A happy couple hug each other close in the night, besides them a babe stirs in its new cot and then, mercifully, stills back into a deeper sleep. At the far end of the room an alchemic chest houses dozens of bottles of chilled milk. Their benefactor has promised to provide for the child for as long as they need.
—
“I don't understand, you had the power to live again. Power greater than a god's. Why would you waste it on a handful of strangers?”
Jimmy looked up at his pacing body and gave a long sigh.
“I thought about it, course I did. Thought about giving it to you too.” He had to stifle a laugh at the looks of surprise and then persecution that crossed his face. “But what would that have helped? The primals had their day, the world doesn't have room for their kind any more.”
He looked at the candle on his desk, its flame motionless, a disconcertingly steady glow illuminating the documents and diagrams scattered around it.
“Every day the Strossbourgian's are working on another Perfected Warrior. Some Valyddi goatherd heads off to seek his fortune and another would-be god is born. Who knows how many of them are amongst the Southern Islanders already. Founders, who knows how many are hiding amongst our Guild?”
Rooting about the papers before him he pulls a map of the continent to the surface. Scores of red blots stain the landscape.
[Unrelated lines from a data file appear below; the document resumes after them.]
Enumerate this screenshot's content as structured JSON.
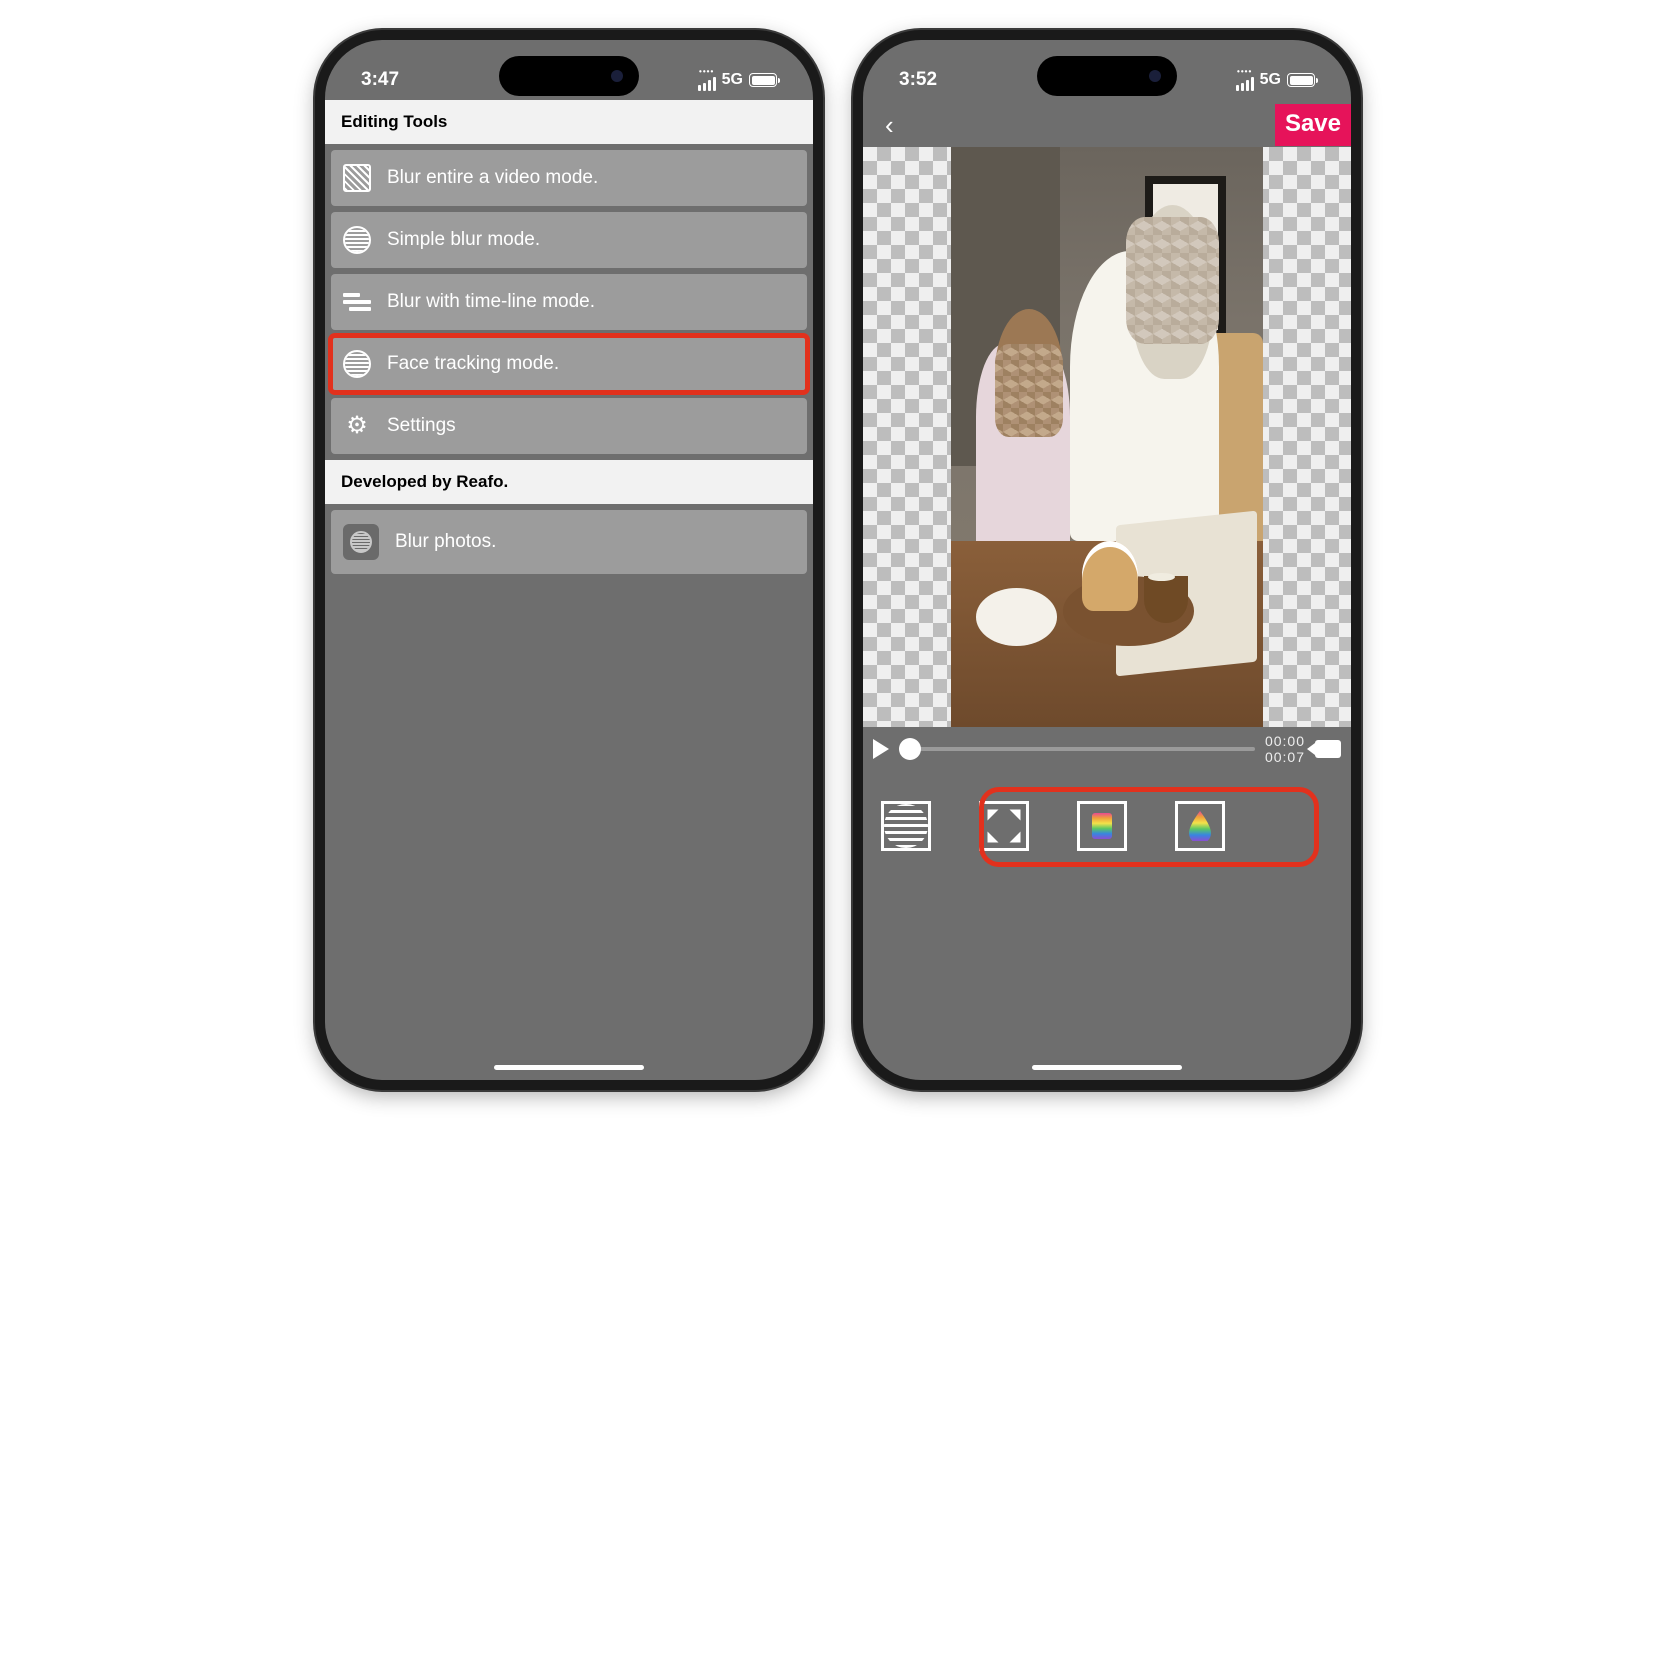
{
  "left": {
    "status": {
      "time": "3:47",
      "network": "5G"
    },
    "sections": [
      {
        "title": "Editing Tools",
        "items": [
          {
            "key": "blur-entire",
            "label": "Blur entire a video mode.",
            "icon": "hatch-square"
          },
          {
            "key": "simple-blur",
            "label": "Simple blur mode.",
            "icon": "stripe-circle"
          },
          {
            "key": "timeline-blur",
            "label": "Blur with time-line mode.",
            "icon": "bars"
          },
          {
            "key": "face-track",
            "label": "Face tracking mode.",
            "icon": "stripe-circle",
            "highlight": true
          },
          {
            "key": "settings",
            "label": "Settings",
            "icon": "gear"
          }
        ]
      },
      {
        "title": "Developed by Reafo.",
        "items": [
          {
            "key": "blur-photos",
            "label": "Blur photos.",
            "icon": "photo-app"
          }
        ]
      }
    ]
  },
  "right": {
    "status": {
      "time": "3:52",
      "network": "5G"
    },
    "header": {
      "save_label": "Save"
    },
    "player": {
      "current": "00:00",
      "total": "00:07"
    },
    "toolbar": {
      "buttons": [
        {
          "key": "stripes",
          "icon": "stripe-square"
        },
        {
          "key": "expand",
          "icon": "expand"
        },
        {
          "key": "rainbow-square",
          "icon": "rainbow-square"
        },
        {
          "key": "rainbow-drop",
          "icon": "rainbow-drop"
        }
      ]
    }
  }
}
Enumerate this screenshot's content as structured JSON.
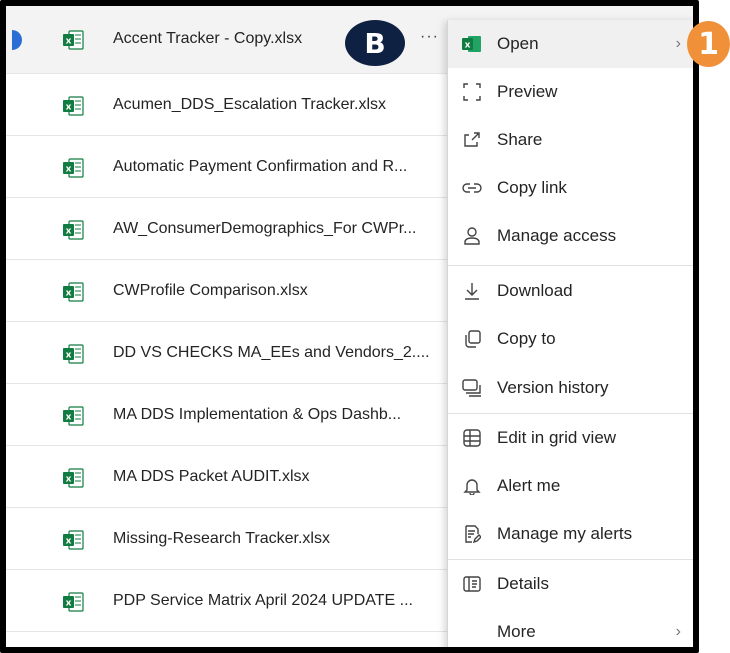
{
  "files": [
    {
      "name": "Accent Tracker - Copy.xlsx",
      "selected": true
    },
    {
      "name": "Acumen_DDS_Escalation Tracker.xlsx"
    },
    {
      "name": "Automatic Payment Confirmation and R..."
    },
    {
      "name": "AW_ConsumerDemographics_For CWPr..."
    },
    {
      "name": "CWProfile Comparison.xlsx"
    },
    {
      "name": "DD VS CHECKS MA_EEs and Vendors_2...."
    },
    {
      "name": "MA DDS Implementation & Ops Dashb..."
    },
    {
      "name": "MA DDS Packet AUDIT.xlsx"
    },
    {
      "name": "Missing-Research Tracker.xlsx"
    },
    {
      "name": "PDP Service Matrix April 2024 UPDATE ..."
    }
  ],
  "row_more_label": "···",
  "callouts": {
    "b": "B",
    "one": "1"
  },
  "menu": {
    "items": [
      {
        "label": "Open",
        "icon": "excel-icon",
        "submenu": true,
        "active": true
      },
      {
        "label": "Preview",
        "icon": "preview-icon"
      },
      {
        "label": "Share",
        "icon": "share-icon"
      },
      {
        "label": "Copy link",
        "icon": "link-icon"
      },
      {
        "label": "Manage access",
        "icon": "person-icon"
      },
      {
        "label": "Download",
        "icon": "download-icon"
      },
      {
        "label": "Copy to",
        "icon": "copy-icon"
      },
      {
        "label": "Version history",
        "icon": "version-history-icon"
      },
      {
        "label": "Edit in grid view",
        "icon": "grid-icon"
      },
      {
        "label": "Alert me",
        "icon": "bell-icon"
      },
      {
        "label": "Manage my alerts",
        "icon": "manage-alerts-icon"
      },
      {
        "label": "Details",
        "icon": "details-icon"
      },
      {
        "label": "More",
        "icon": "",
        "submenu": true
      }
    ],
    "chevron": "›"
  },
  "colors": {
    "excel_green": "#107c41",
    "badge_b": "#0f2143",
    "badge_1": "#f0913a",
    "selected_check": "#2b6fd6"
  }
}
“The Upheaval might have bought us some time, but the stasis is coming back fast. Far too fast. There are too many Actors, their numbers keep growing, and even if we tried to cut them all down, then the act of doing so would probably create more”
“We're not going to find a way out in relics of the past, Dines is right about that much at least. Our solution has to be revolutionary. Still I have hopes that his method won't be required; simply destroying everything? No, some manner of transmutation should suffice. If the world cannot sustain humanity, why humanity will just have to go somewhere else, or become something else. Probably both.
Fatekeeper crossed his arms and shook his head in exasperation.
“I fail to see how a dozen slightly superhuman infants are going to help with that.”
Jimmy leant back and steepled his fingers.
“My friend, haven't I told you that children are the future? These ones just happen to have a tad more potential.”
He glances over at the alchemical still in the corner of the room, a dozen exotic reagents smouldering or bubbling all to produce a painfully slow drop of milky white fluid into a waiting beaker.
“Besides who said anything about them being superhuman?”